The story is worse for deflation. Demand for gold may outstrip supply, or perhaps speculation drives the price up.  Then the central bank responds by removing currency from circulation, driving prices down overall.  Suddenly, businesses aren't making as much money and can't afford to meet their obligations. Employees are being forced to take wage cuts, never an easy thing. The price of goods they buy may have fallen as well, but any loans they have are suddenly much more burdensome. The interest payments continue at the same nominal amount but there is suddenly less money to pay them.  People begin to default on loans. This causes a chain reaction as banks lose money, and businesses depending on those banks can no longer do so.  More people default.  This is the story of deflation.  And it was driven not by anything fundamental, but just a change in the price of gold.  This outcome must be avoided, but with the gold standard, there is no way out.

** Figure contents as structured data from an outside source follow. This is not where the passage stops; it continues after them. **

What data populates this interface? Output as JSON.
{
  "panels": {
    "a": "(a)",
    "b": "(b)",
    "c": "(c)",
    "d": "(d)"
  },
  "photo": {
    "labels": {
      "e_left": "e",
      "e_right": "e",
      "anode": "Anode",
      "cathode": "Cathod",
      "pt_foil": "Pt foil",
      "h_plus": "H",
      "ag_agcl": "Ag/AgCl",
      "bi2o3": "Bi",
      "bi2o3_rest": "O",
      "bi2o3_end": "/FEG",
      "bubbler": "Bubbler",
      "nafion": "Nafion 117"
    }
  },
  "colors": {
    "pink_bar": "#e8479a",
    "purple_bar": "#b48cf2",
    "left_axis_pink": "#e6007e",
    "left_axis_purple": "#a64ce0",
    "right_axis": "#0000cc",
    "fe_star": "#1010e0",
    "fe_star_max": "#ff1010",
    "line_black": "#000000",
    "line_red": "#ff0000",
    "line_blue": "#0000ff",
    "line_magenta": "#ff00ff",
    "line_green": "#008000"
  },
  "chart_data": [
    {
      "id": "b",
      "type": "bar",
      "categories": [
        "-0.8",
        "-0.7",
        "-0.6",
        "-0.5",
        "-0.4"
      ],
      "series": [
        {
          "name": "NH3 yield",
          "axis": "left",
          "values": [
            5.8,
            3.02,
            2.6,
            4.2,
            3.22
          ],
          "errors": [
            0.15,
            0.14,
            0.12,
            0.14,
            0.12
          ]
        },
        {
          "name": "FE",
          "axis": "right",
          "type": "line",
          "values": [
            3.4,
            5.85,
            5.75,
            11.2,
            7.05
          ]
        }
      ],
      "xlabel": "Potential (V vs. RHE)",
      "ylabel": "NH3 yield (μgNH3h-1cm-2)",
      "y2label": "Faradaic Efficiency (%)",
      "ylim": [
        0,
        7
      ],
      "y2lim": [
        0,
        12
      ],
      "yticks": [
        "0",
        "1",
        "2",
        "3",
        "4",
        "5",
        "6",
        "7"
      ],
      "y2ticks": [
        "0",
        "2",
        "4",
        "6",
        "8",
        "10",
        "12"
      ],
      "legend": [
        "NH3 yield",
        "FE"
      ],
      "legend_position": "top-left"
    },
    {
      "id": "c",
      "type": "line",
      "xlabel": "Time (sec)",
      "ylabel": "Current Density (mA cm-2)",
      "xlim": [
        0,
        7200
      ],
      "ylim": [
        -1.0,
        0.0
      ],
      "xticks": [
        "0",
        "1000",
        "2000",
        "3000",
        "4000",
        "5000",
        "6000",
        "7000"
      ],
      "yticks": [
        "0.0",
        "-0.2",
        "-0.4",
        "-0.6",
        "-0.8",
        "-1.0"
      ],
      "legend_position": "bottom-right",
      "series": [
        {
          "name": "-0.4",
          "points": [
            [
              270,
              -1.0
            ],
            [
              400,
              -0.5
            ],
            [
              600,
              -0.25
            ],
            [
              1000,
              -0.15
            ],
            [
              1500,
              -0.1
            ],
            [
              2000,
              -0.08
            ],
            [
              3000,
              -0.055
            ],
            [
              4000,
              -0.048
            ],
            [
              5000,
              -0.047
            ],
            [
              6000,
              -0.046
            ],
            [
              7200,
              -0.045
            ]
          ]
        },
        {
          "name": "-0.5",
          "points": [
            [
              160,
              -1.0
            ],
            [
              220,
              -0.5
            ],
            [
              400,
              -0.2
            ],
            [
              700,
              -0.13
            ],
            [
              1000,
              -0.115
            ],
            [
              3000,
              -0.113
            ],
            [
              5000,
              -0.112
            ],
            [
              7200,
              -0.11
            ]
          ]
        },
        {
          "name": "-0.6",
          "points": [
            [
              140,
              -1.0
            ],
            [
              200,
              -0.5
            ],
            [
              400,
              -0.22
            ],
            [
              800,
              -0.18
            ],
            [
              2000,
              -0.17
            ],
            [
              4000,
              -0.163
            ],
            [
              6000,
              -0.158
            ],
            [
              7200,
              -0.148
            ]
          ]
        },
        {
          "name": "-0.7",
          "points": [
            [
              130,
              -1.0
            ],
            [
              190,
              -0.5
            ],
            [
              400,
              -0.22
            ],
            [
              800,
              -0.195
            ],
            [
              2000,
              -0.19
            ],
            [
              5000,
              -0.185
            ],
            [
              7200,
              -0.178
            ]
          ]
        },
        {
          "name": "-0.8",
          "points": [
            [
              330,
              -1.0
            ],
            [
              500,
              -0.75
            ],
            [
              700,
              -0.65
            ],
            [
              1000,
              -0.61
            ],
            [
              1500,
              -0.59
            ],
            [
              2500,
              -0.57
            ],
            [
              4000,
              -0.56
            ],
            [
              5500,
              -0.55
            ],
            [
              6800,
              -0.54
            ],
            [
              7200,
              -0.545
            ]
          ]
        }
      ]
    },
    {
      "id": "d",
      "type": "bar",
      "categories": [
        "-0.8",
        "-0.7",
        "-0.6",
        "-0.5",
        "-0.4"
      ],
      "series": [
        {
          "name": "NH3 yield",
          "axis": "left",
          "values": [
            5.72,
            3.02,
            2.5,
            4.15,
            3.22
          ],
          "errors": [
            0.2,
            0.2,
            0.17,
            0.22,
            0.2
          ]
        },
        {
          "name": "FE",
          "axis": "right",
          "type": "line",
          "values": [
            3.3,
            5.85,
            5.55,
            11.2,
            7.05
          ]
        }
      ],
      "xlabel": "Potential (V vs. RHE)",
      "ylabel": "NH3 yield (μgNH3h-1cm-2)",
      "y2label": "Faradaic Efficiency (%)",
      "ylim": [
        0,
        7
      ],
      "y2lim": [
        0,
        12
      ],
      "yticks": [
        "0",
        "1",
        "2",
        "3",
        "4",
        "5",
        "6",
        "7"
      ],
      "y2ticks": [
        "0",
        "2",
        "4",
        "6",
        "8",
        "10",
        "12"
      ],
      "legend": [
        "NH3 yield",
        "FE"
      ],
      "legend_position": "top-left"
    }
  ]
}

Of course, Nathan does devote some words to the matter of gold stability. I think he realizes that without stable gold, there is no stable money in his system.
If we look at the past 40-odd years of floating currencies, we find that gold (and floating currencies) still behave AS IF gold is stable in value. In other words, when the "price of gold" changes, it is the floating currency changing value, not gold. If we look at the past 40-odd years of floating currencies, we find that gold (and floating currencies) still behave AS IF gold is stable in value. In other words, when the "price of gold" changes, it is the floating currency changing value, not gold.
Unfortunately for him, that's simply not true. The price of gold has skyrocketed in recent years. However, other prices have not, as we struggle with disinflation overall.  This indicates a case where demand is outstripping supply -- likely driven by speculation.  Let's take a look: Inflation over the last ten years, notice in particular how we dipped into deflation throughout much of 2009.  And now let's take a look at gold prices from the London Bullion Market Association.  Notice how much variation there is?  Check out 2009: it ranges from an average of $857 in January to $1135 in December, while over the same period the inflation rate of the dollar according to Consumer Price Index (CPI) was measured at 0.1%. This is not just about the dollar, as the price in euros was also hiked by a proportional amount.  Inflation has recently (mid-2011) picked up again compared to 2009, but this appears to be a temporary spike due to a bubble in commodity prices.  Gold prices continue to show no real relationship to CPI, a far more relevant measure to everyday people.

If the dollar was pegged to gold during this time, we would be suffering in a horrible deflationary spiral, and likely the Second Great Depression.

That's enough crank debunking for me.  If you need more to read, then check out Barry Eichengreen's recent article further demolishing arguments for a gold standard, including a good amount of historical perspective.

I still haven't answered the original question, which is: how somebody so sensible in one area can be so misguided in another? It's not a question of being impossible, as it is not, but rather: why not apply the same reasoning skills to both areas? I probably can't know for certain without being able to read minds.  But I think it comes back to this desire for simple slogans. Really Narrow Streets and Low Taxes, Stable Money.  Easy to repeat.  Easy to put on a bumper sticker. But also too easy to oversimplify. Too easy to get caught up in the purity of the slogan. Too easy to bend perceptions to fit a neat idea. And too easy to overstep the thin line between genius and insanity.

I will continue to read Nathan and other authors with whom I disagree on some matters, as long as they remain fun and intriguing. It is good to be able to enjoy articles and to pick out the mistakes, as it keeps my mind sharp. I hope that in turn, they are able to adapt and fix their errors, in order to stay relevant and interesting.